Where this captive audience would benefit from personal headsets are in travel. Medium and long-haul flights can be tedious for many, and if you have children it can be quite taxing to keep them entertained for 4, 5, or even 12 hours in closed space. Putting aside the need for powerful computers to run Virtual environments on every seat in an airplane, being able to view a deep-sea dive around the coast of Australia may be enough to keep anyone of any age, content on a flight somewhere.
Specifically, for children, it may help with train and car rides to have a few 360 Video ready for them to visually explore.
Schools can also have a great benefit with this, imagine teaching your class about Rome or Athens, and having the ability that everyone places their headset on and is instant transports to the Coliseum or Parthenon.

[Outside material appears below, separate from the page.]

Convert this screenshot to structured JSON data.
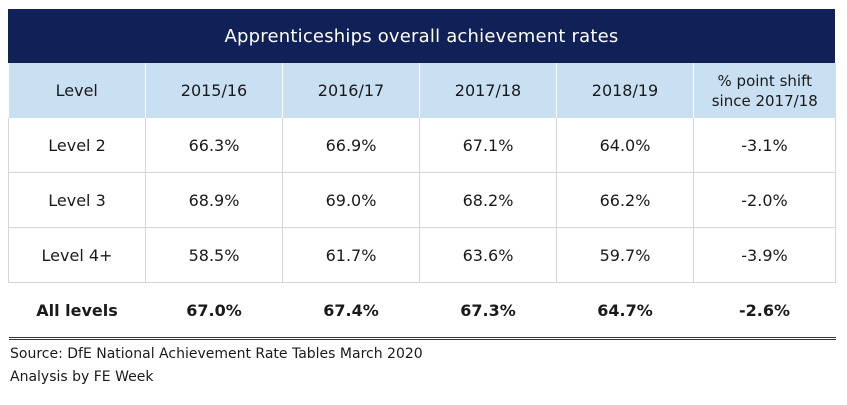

How much more your class would be engaged, they could even join an archaeological team entering the catacombs of some long lost ancient crypt.
And not just schools for children, but universities and other post-graduate institutions like business school can benefit from 360 Video. All for the very same reasons for offering more immersive, first-person experiences of events and landscapes.
The immersive, first-person experience is of definite note for marketers and brands. How much more brand identification could you get through placing the person in the middle of the experience your brand purports to offer. The individual could be in a Red Bull stunt plane, experiencing first hand a Red Bull Race. That viewer would definitely have a higher chance of exploring the Red Bull brand after.